To the Editor:
Calls to take down the statue of the Confederate soldier at the corner of Washington and Prince streets may be understandable, but ultimately misguided. In the wake of the Charleston shootings, the efforts to remove the Confederate battle flag from state houses, license plates and other venues is completely justified. The flag had been captured by racist elements and made deeply offensive to many Americans.
By contrast, the soldier statue, one that I have passed hundreds of times in 45 years in Alexandria, stands for something different. It symbolizes defeat and despair and, I believe, has little or nothing to do with race.

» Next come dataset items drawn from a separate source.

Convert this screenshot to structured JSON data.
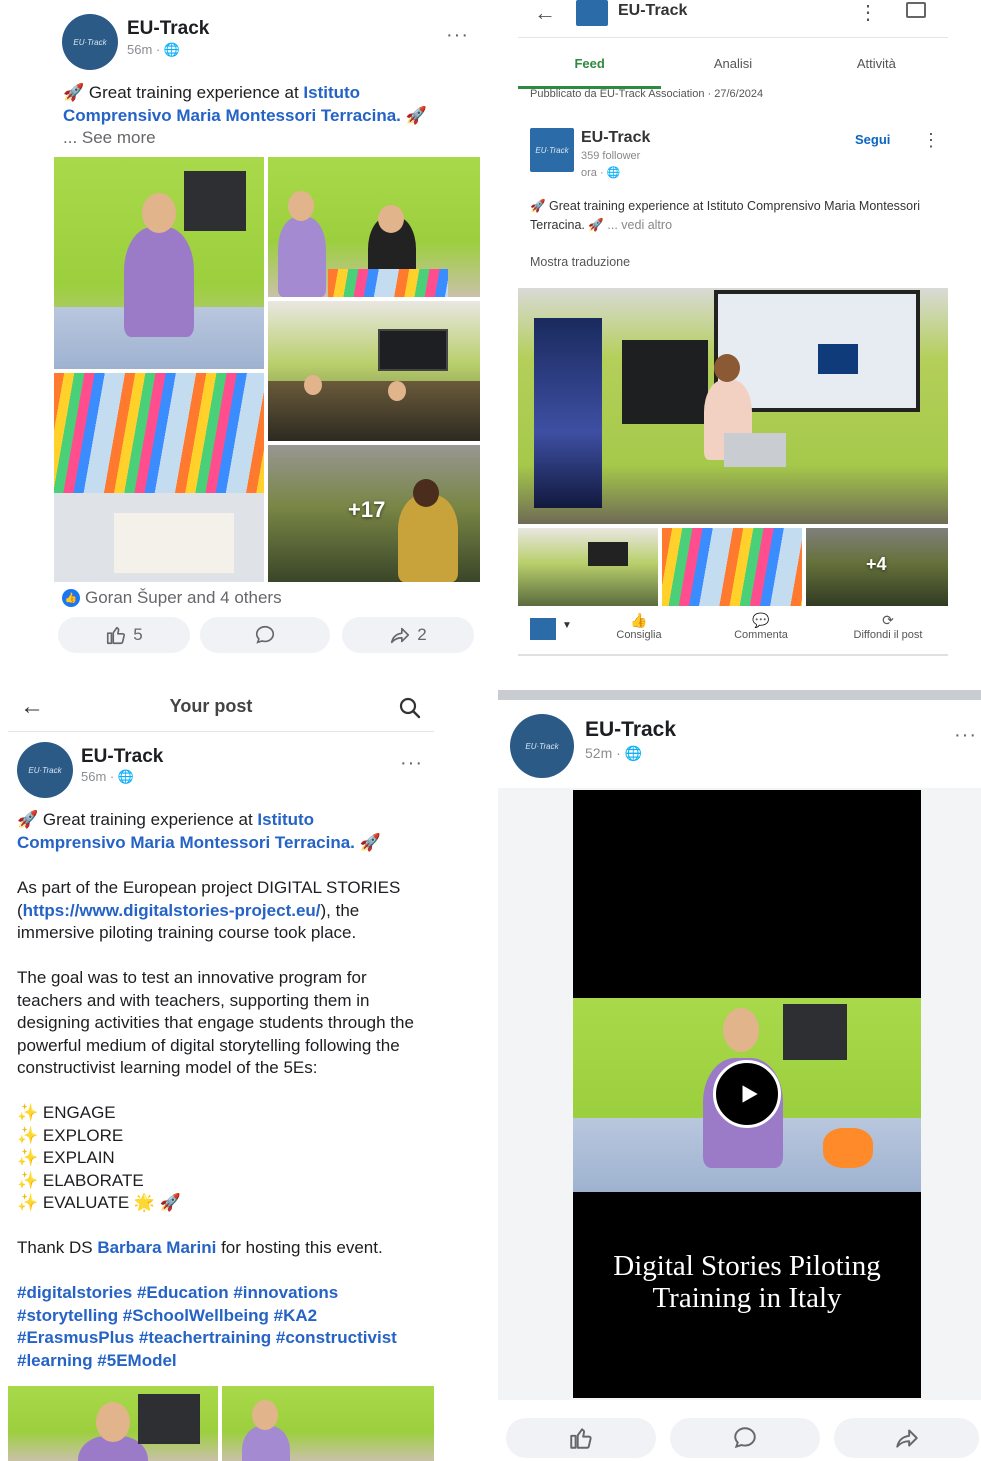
{
  "fb1": {
    "page_name": "EU-Track",
    "meta": "56m · ",
    "text_prefix": "🚀 Great training experience at ",
    "text_link": "Istituto Comprensivo Maria Montessori Terracina.",
    "text_suffix": " 🚀",
    "see_more": "... See more",
    "more_photos": "+17",
    "reactions_text": "Goran Šuper and 4 others",
    "like_count": "5",
    "share_count": "2",
    "icons": [
      "like-icon",
      "comment-icon",
      "share-icon",
      "globe-icon",
      "more-icon"
    ]
  },
  "linkedin": {
    "page_name": "EU-Track",
    "tabs": [
      "Feed",
      "Analisi",
      "Attività"
    ],
    "active_tab": "Feed",
    "published": "Pubblicato da EU-Track Association · 27/6/2024",
    "followers": "359 follower",
    "time": "ora · ",
    "follow": "Segui",
    "text_prefix": "🚀 Great training experience at Istituto Comprensivo Maria Montessori Terracina. 🚀",
    "see_more": "... vedi altro",
    "translate": "Mostra traduzione",
    "more_photos": "+4",
    "actions": [
      "Consiglia",
      "Commenta",
      "Diffondi il post"
    ],
    "accent": "#2e8a3e"
  },
  "fb2": {
    "header_title": "Your post",
    "page_name": "EU-Track",
    "meta": "56m · ",
    "headline_prefix": "🚀 Great training experience at ",
    "headline_link": "Istituto Comprensivo Maria Montessori Terracina.",
    "headline_suffix": " 🚀",
    "p1_prefix": "As part of the European project DIGITAL STORIES (",
    "p1_link": "https://www.digitalstories-project.eu/",
    "p1_suffix": "), the immersive piloting training course took place.",
    "p2": "The goal was to test an innovative program for teachers and with teachers, supporting them in designing activities that engage students through the powerful medium of digital storytelling following the constructivist learning model of the 5Es:",
    "list": [
      "ENGAGE",
      "EXPLORE",
      "EXPLAIN",
      "ELABORATE",
      "EVALUATE"
    ],
    "thanks_prefix": "Thank DS ",
    "thanks_link": "Barbara Marini",
    "thanks_suffix": " for hosting this event.",
    "hashtags": "#digitalstories #Education #innovations #storytelling #SchoolWellbeing #KA2 #ErasmusPlus #teachertraining #constructivist #learning #5EModel"
  },
  "fb3": {
    "page_name": "EU-Track",
    "meta": "52m · ",
    "video_title_line1": "Digital Stories Piloting",
    "video_title_line2": "Training in Italy"
  }
}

I recently spent two years editing and transcribing into a computer the hand-written diary of John Zimmerman, a young Alexandrian who fought for the Confederacy. From the beginning of the war until he surrendered at Appomattox, he recorded each day in his log. A summary of his entries have been published in the Spring and Fall 2014 issues of the “Alexandria Chronicle,” a publication of the Alexandria Historical Society.

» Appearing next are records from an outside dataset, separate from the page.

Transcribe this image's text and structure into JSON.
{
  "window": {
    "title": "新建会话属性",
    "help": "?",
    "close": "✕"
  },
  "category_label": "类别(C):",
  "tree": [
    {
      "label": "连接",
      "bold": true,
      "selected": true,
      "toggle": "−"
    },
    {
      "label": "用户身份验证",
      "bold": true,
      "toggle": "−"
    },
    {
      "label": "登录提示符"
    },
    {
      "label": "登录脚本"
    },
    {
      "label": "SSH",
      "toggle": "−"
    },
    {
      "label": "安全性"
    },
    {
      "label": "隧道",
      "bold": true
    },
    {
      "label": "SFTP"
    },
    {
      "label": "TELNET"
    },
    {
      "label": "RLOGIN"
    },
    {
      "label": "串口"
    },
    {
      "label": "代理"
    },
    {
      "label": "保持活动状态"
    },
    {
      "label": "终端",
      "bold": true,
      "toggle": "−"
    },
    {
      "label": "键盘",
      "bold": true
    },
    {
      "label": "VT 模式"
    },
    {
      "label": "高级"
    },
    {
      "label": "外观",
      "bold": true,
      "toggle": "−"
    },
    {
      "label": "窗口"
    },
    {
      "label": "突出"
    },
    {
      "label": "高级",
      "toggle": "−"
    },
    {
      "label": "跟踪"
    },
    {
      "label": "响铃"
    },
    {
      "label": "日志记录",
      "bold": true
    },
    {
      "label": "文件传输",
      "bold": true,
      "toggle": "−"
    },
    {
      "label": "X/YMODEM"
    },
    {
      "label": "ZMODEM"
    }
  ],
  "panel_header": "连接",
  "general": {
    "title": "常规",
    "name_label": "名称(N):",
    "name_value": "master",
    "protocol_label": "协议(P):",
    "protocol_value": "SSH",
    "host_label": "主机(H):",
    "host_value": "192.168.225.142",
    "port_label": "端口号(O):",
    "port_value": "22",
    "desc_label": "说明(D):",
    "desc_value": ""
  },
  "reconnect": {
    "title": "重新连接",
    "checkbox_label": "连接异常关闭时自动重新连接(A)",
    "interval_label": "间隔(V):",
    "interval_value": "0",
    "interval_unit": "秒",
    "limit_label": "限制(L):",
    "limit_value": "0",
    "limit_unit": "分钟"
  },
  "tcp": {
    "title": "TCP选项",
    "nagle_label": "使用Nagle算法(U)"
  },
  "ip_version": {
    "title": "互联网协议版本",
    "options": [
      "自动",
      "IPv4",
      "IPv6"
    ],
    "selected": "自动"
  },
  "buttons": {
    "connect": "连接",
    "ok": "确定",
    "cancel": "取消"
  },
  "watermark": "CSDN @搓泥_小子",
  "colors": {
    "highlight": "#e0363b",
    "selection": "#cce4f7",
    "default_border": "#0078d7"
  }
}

There is no evidence that Zimmerman or his family owned slaves. Moreover, in one entry he is outraged that a slave attempting to escape by swimming a river was allowed to drown by Union soldiers on the other side. He also believed that any slaves willing to fight for the South should be freed and given land. At the same time, however, he was a passionate Virginian and strongly for the Southern cause.
The last words of his diary are instructive: “… This is the sad thought that so many of my brave and noble hearted Comrades — who on that morning full of life and hope and with firm step and buoyant heart marched out with us — are now sleeping their last sleep on a distant battlefield or some quiet hillside or some yet more lonely and secluded spot which God only knows.”
Zimmerman’s requiem sentiments, it seems to me, are captured eloquently in the statue of the Confederate soldier. It should stay where it is.